Running the code (without Docker)

  • You should be familiar with ubuntu server setup
  1. Install Ubuntu Server 22.04+ or 24.04
  2. Open a terminal in the backend root folder.
  3. Run npm ci (or npm i --force if needed).
  4. Generate a dist folder npm run build.
  5. Run npm run start:prod to verify logs locally.
  6. For background serving in production, use PM2: pm2 start ecosystem.config.js --only normal --env production and view logs via pm2 logs.
  7. If you see app run in production, your code is production-ready.
  8. Expose port via Nginx reverse proxy. See Deployment for Nginx config with WebSocket support.
  9. If using Docker, ensure PORT and env are injected properly.
  10. For Nginx, include WebSocket headers in your server block:
 proxy_set_header Upgrade $http_upgrade;
proxy_set_header Connection "upgrade";
proxy_http_version 1.1;
proxy_set_header Host $host;
proxy_set_header X-Real-IP $remote_addr;
proxy_set_header X-Forwarded-For $proxy_add_x_forwarded_for;
proxy_set_header X-Forwarded-Proto $scheme;

Deploy web

  1. run the flutter code to build the web version inside the super_up_app folder
  2. run this code flutter build web --web-renderer html
  3. now you can find the html folder inside the build folder you need to upload it to your server
  4. Host the output on your VPS via Nginx. See Deployment.

Deploy admin

  1. run the flutter code to build the web version inside the super_up_admin folder
  2. run this code flutter build web --web-renderer html
  3. now you can find the html folder inside the build folder you need to upload it to your server
  4. Host the output on your VPS via Nginx. See Deployment.

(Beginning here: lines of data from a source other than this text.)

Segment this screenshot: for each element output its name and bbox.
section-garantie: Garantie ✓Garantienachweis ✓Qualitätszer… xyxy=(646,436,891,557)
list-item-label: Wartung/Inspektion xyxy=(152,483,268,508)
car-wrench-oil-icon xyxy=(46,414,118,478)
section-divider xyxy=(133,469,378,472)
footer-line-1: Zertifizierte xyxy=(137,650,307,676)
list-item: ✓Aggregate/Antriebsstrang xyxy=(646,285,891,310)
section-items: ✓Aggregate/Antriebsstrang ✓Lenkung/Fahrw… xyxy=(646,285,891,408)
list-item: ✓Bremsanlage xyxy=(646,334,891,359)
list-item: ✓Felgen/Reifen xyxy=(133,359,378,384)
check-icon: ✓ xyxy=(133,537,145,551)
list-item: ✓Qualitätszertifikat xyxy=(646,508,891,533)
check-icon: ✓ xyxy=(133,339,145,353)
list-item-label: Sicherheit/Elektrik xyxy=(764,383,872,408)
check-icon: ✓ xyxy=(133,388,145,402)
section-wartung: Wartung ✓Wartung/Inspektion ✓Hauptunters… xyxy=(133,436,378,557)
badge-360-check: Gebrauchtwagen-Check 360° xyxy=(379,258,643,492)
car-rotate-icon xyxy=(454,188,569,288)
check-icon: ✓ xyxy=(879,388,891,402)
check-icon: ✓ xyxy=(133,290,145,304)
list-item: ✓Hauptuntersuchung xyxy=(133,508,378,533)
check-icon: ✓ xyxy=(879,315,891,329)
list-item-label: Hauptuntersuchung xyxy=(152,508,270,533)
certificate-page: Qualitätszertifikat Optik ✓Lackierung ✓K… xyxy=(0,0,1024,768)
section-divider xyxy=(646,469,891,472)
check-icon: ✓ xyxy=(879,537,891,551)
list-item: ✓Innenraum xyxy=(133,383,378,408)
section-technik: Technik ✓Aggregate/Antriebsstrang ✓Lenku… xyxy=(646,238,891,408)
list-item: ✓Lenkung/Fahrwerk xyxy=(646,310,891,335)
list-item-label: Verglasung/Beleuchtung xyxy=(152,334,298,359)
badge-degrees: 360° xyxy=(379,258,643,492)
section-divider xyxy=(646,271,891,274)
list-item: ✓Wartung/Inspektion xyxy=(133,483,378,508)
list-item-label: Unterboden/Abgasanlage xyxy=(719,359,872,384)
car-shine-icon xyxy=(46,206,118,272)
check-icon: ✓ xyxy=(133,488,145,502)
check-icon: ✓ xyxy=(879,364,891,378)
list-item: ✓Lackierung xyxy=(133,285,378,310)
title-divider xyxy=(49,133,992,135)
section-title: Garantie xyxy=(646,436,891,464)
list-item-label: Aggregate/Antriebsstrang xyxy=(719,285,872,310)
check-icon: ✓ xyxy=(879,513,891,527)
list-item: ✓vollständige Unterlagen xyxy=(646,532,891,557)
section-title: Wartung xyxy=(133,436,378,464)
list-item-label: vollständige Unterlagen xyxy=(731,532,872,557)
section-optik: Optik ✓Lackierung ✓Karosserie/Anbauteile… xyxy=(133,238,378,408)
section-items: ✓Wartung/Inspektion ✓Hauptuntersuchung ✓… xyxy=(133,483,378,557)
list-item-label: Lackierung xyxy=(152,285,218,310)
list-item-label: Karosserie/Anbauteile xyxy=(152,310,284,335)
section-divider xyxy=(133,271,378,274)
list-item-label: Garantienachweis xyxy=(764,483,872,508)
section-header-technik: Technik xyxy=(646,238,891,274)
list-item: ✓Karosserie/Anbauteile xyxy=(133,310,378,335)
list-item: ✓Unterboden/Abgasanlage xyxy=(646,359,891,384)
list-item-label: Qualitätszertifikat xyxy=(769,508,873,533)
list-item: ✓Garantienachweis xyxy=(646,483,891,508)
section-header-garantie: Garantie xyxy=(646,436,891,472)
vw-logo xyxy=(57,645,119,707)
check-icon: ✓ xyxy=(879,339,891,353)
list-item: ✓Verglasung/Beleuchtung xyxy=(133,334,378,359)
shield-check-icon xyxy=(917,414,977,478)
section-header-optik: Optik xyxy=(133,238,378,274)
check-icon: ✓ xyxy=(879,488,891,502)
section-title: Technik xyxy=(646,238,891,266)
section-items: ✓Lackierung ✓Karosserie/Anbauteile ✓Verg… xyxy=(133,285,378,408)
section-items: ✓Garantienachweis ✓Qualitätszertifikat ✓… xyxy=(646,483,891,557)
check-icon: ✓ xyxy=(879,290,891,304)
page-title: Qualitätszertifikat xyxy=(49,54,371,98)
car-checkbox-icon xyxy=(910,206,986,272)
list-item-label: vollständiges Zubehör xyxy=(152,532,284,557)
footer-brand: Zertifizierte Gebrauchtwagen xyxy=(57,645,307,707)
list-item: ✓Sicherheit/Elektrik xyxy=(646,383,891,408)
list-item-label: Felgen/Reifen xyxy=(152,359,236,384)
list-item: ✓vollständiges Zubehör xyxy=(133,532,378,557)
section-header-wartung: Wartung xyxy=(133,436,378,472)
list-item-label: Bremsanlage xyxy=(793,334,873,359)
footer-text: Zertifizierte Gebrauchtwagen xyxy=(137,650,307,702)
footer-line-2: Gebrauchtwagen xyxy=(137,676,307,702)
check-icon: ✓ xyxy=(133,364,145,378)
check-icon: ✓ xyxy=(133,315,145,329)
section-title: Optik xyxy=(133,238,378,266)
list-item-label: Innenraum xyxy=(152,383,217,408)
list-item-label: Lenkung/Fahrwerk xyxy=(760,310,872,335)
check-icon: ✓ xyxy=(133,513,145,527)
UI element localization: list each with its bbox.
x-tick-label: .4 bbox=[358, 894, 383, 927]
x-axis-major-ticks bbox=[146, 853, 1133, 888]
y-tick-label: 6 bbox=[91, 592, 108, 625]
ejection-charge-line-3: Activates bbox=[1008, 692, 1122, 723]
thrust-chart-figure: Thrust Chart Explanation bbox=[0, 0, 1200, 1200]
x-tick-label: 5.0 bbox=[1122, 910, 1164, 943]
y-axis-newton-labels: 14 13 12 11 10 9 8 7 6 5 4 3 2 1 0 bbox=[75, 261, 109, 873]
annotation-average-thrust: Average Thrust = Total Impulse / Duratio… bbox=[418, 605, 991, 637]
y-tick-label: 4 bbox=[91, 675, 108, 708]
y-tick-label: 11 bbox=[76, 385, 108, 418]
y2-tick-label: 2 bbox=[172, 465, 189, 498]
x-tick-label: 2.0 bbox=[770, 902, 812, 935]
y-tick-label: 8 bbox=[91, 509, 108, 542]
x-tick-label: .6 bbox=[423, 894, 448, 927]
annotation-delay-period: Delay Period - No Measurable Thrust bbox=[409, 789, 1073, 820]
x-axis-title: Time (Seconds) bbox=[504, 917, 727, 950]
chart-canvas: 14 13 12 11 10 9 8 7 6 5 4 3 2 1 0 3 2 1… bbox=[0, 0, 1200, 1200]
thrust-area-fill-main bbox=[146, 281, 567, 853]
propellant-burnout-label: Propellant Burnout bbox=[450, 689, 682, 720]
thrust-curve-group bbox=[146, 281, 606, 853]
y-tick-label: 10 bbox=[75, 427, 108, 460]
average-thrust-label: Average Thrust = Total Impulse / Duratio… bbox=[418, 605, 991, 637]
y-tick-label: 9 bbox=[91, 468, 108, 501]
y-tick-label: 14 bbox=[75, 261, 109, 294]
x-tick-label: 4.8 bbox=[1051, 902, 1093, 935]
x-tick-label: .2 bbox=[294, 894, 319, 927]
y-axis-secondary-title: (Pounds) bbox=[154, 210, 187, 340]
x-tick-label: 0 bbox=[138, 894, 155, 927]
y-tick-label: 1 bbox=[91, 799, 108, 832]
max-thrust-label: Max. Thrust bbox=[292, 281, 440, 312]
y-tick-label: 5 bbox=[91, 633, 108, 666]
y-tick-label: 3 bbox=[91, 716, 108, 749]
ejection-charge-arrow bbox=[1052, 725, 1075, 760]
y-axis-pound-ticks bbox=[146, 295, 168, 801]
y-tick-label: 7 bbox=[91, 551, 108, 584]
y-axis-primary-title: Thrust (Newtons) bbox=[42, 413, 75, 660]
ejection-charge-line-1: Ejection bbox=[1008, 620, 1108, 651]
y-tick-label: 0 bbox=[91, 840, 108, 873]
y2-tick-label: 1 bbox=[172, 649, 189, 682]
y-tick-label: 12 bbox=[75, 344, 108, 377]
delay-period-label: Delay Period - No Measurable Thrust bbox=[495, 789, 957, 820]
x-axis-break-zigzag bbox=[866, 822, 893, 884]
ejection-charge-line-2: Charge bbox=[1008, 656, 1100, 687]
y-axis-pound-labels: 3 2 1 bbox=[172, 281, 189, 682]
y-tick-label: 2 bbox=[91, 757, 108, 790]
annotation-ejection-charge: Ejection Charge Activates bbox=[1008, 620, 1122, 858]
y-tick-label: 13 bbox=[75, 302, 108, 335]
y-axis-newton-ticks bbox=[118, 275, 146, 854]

Running the code (with Docker)

  1. Install Docker and Docker Compose.
  2. Update .env.production DB_URL to mongodb://myuser_xxx:mypassword_xxx@mongo:27017/super_up?authSource=admin for compose.
  3. Build the backend Dockerfile. Note: it only builds the backend service; MongoDB runs as a separate container, managed by compose. doesn't include MongoDB or Redis. You need to manage these separately OR.
  4. Use a compose file witch manage all dependency together.
  5. Run docker-compose up to start the containers and view logs, or run docker-compose up -d to run in the background.

Running the code (with PM2)

  • pm2 is a popular framework for run the nodejs applications in background with high performance
  • You need first to install it by npm install pm2@latest -g
  • You run the app is already ready to run with pm2 by run npm run pm2
  • To see the logs in real time you can run pm2 logs

AuthKey.p8

  • This key is required to make calls for ios VOIP ring you need to get it from apple

Common errors

  1. If you encounter the error ERROR [ExceptionHandler] Configuration key "JWT_SECRET" does not exist, it means NestJS cannot read your .env.production file.

    • To fix this, ensure you have injected the environment variable or that .env.production exists in the root of the project. It may be ignored by .git.
  2. Error The default Firebase app does not exist...: you enabled FCM but did not configure admin or Flutter side properly. Follow the linked video.